The AIAM Index gives an indication of the general health of the industry, which is currently up up 62% from 2000 levels.
Interest in Australian Indigenous art and craft has followed an exponentially growing trajectory since Aboriginal artefacts were first traded as curios during the early colonial period in the late 18th century. By the beginning of the 20th century, artefacts were already held in private and museum collections around the world. In the early 1900s, a number of Aboriginal artists drew romantic recreations of everyday and ceremonial life and gained notoriety. Amongst them were William Barak, Tommy McRae, and Micky of Ulladulla to name but a few.
The first real art movement to emerge amongst Aboriginal people was the Hermannsburg watercolour school led by Albert Namatjira who painted his first works in 1932. His sons and a breakaway group including Otto Pareroultja followed, and by the time of Albert’s death in 1959, more than 30 artists had gained renown for realistic depicts of the desert landscape near the Western MacDonnell ranges in Central Australia.
Following the 1948 Australian American scientific expedition to Arnhem Land in 1948, the trade in bark paintings and a range of cultural items grew and these were sought out by tribal art galleries in Australia and overseas. By the early 1970s the primary retail market had grown to be worth just under $1 million coinciding with the advent of the Western Desert Art Movement at Papunya. The ‘outstation homeland’s movement’ of the 1970s assisted former nomadic Aboriginal people to establish communities back out on their tribal country sparking a creative fervour that saw the establishment of a dozen community art centres and the total Australian Indigenous art market grow to $2.5 million by 1980. It continued to grow to $20 million by 1990, $45 million by 1995, and $70 million by 2000. Sotheby’s held the first secondary market auction specialising in Australian Aboriginal art in 1994 and recorded sales of $660,000. By the end of the 1990s auction sales had reached $5 million.
By 2003 the market had doubled and peaked at $28.4 million in 2007. Though the market declined during the Global Financial Crisis and did not stabilise until 2014 it has been on a path of steady growth since that time. Today there are more than 100 community art centres throughout Australia and hundreds of Aboriginal artists who are either represented by agents and fine art galleries, or who run their own careers independently.
The highest record price for an artwork by an Australian Aboriginal Artist was set in 2006 when Sotheby’s sold Western Desert art founder Clifford Possum Tjapaltjarri’s Wurlurkulong to the National Gallery of Australia for $2.4 million. The unrivalled Queen of Eastern Desert painting, Emily Kngwarreye set the second highest price for Earth’s Creation I, when it sold at the Cooee Art for $2.1million in 2017.
Of the top 10 record prices ever achieved for Indigenous paintings in Australia 3 are held by urban artist Lin Onus (whose highest price is $793,000) and 3 are held by the East Kimberley master painter Rover Thomas (highest price $778,750).

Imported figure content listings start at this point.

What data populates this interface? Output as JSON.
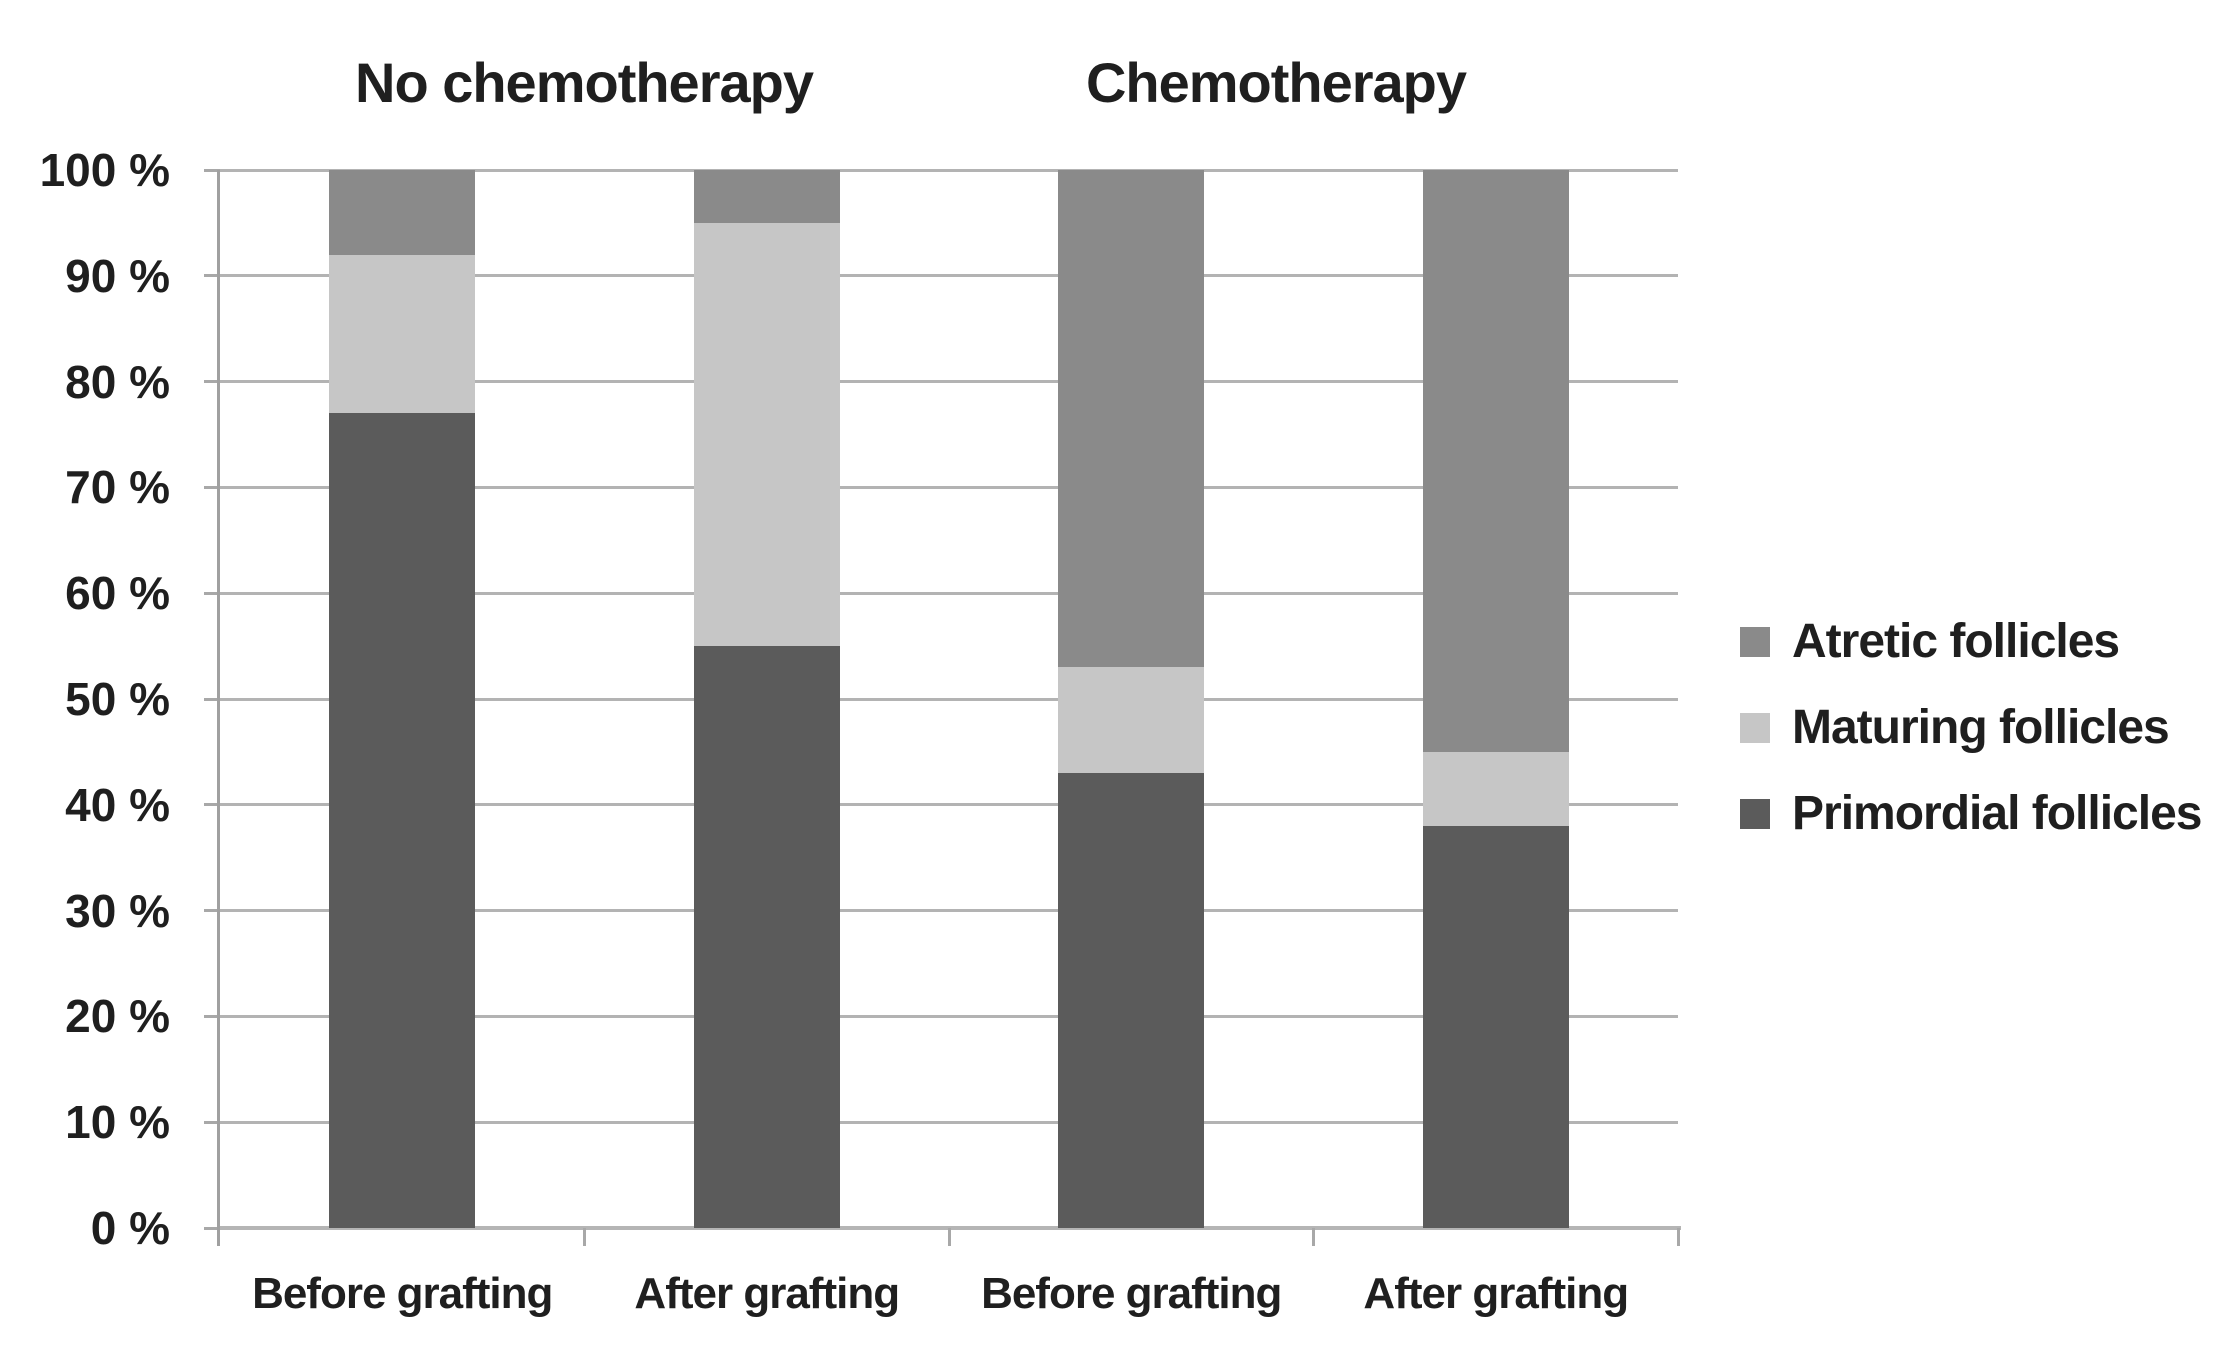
{
  "chart_data": {
    "type": "bar",
    "stacked": true,
    "orientation": "vertical",
    "group_titles": [
      {
        "label": "No chemotherapy"
      },
      {
        "label": "Chemotherapy"
      }
    ],
    "categories": [
      "Before grafting",
      "After grafting",
      "Before grafting",
      "After grafting"
    ],
    "series": [
      {
        "name": "Primordial follicles",
        "color": "#5b5b5b",
        "values": [
          77,
          55,
          43,
          38
        ]
      },
      {
        "name": "Maturing follicles",
        "color": "#c6c6c6",
        "values": [
          15,
          40,
          10,
          7
        ]
      },
      {
        "name": "Atretic follicles",
        "color": "#8a8a8a",
        "values": [
          8,
          5,
          47,
          55
        ]
      }
    ],
    "legend_order": [
      "Atretic follicles",
      "Maturing follicles",
      "Primordial follicles"
    ],
    "legend_position": "right",
    "ylim": [
      0,
      100
    ],
    "y_ticks": [
      "0 %",
      "10 %",
      "20 %",
      "30 %",
      "40 %",
      "50 %",
      "60 %",
      "70 %",
      "80 %",
      "90 %",
      "100 %"
    ],
    "xlabel": "",
    "ylabel": "",
    "grid": true
  },
  "colors": {
    "background": "#ffffff",
    "gridline": "#b3b3b3",
    "axis": "#a0a0a0",
    "text": "#1f1f1f"
  }
}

2016 saw the most significant annual rise in the fortunes of the Aboriginal art market since the onset of the GFC. During that year new record prices were set for Michael Nelson Tjakamarra ($687,875), William Barak ($512,000), Albert Namatjira ($122,000), Daniel Walbidi ($79,300), Mick Kubarku ($60,039), Owen Yalandja ($51,462), Robert Campbell Jnr. ($48,880), and Maringka Baker ($26,840), while Emily Kngwarreye was the most traded artist with 27 works offered for sale, followed by Albert Namatjira with 24.

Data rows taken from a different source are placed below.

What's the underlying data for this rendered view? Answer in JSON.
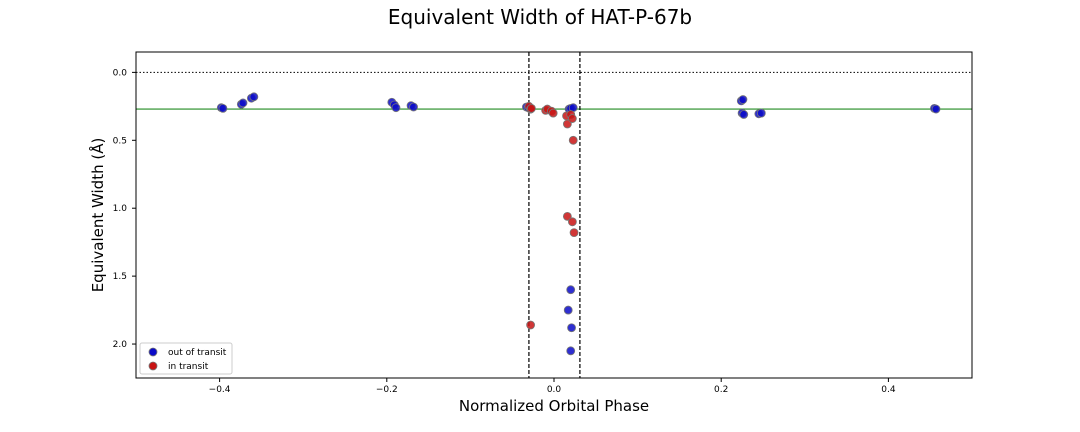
{
  "chart_data": {
    "type": "scatter",
    "title": "Equivalent Width of HAT-P-67b",
    "xlabel": "Normalized Orbital Phase",
    "ylabel": "Equivalent Width (Å)",
    "xlim": [
      -0.5,
      0.5
    ],
    "ylim": [
      2.25,
      -0.15
    ],
    "y_inverted": true,
    "x_ticks": [
      -0.4,
      -0.2,
      0.0,
      0.2,
      0.4
    ],
    "x_tick_labels": [
      "−0.4",
      "−0.2",
      "0.0",
      "0.2",
      "0.4"
    ],
    "y_ticks": [
      0.0,
      0.5,
      1.0,
      1.5,
      2.0
    ],
    "y_tick_labels": [
      "0.0",
      "0.5",
      "1.0",
      "1.5",
      "2.0"
    ],
    "grid": false,
    "legend_position": "lower-left",
    "reference_lines": {
      "zero_level": 0.0,
      "mean_level": 0.27,
      "transit_start": -0.03,
      "transit_end": 0.031
    },
    "series": [
      {
        "name": "out of transit",
        "color": "#0a0ac8",
        "points": [
          [
            -0.398,
            0.26
          ],
          [
            -0.396,
            0.265
          ],
          [
            -0.374,
            0.235
          ],
          [
            -0.372,
            0.225
          ],
          [
            -0.362,
            0.19
          ],
          [
            -0.359,
            0.18
          ],
          [
            -0.194,
            0.22
          ],
          [
            -0.191,
            0.24
          ],
          [
            -0.189,
            0.26
          ],
          [
            -0.171,
            0.245
          ],
          [
            -0.168,
            0.255
          ],
          [
            -0.033,
            0.255
          ],
          [
            -0.031,
            0.26
          ],
          [
            -0.028,
            0.27
          ],
          [
            0.018,
            0.27
          ],
          [
            0.02,
            0.265
          ],
          [
            0.023,
            0.26
          ],
          [
            0.224,
            0.21
          ],
          [
            0.226,
            0.2
          ],
          [
            0.225,
            0.3
          ],
          [
            0.227,
            0.31
          ],
          [
            0.245,
            0.305
          ],
          [
            0.248,
            0.3
          ],
          [
            0.455,
            0.265
          ],
          [
            0.457,
            0.27
          ],
          [
            0.02,
            1.6
          ],
          [
            0.017,
            1.75
          ],
          [
            0.021,
            1.88
          ],
          [
            0.02,
            2.05
          ]
        ]
      },
      {
        "name": "in transit",
        "color": "#c81414",
        "points": [
          [
            -0.03,
            0.25
          ],
          [
            -0.028,
            0.27
          ],
          [
            -0.027,
            0.265
          ],
          [
            -0.01,
            0.28
          ],
          [
            -0.008,
            0.27
          ],
          [
            -0.003,
            0.285
          ],
          [
            -0.001,
            0.3
          ],
          [
            0.015,
            0.32
          ],
          [
            0.016,
            0.38
          ],
          [
            0.02,
            0.31
          ],
          [
            0.022,
            0.34
          ],
          [
            0.023,
            0.5
          ],
          [
            0.016,
            1.06
          ],
          [
            0.022,
            1.1
          ],
          [
            0.024,
            1.18
          ],
          [
            -0.028,
            1.86
          ]
        ]
      }
    ]
  }
}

The period 2016 to 2020 saw a steady rise in the overall strength of the market despite the Covid-19 pandemic. Counter-intuitively, high-end art sales benefited from the downturn in first class international travel and five-star hotel accommodation.
With international attention generated by shows at Gagosian Galleries in New York, Los Angeles and Hong Kong, Emily Kngwarreye set 4 of the highest prices achieved at auction during 2020 and 3 of the highest prices during 2021 (to June). Other artists to hit high water marks in 2021 were, in Onus, Rover Thomas, the contemporary artist Tracy Moffatt and Ginger Riley Mundawalawala.
Overall, the growth in confidence, and the upward trajectory in sales totals and average prices for the top 200 indigenous artists since the GFC, indicates that the market will continue to grow at a rate considerably faster than the overall economy at least until 2025.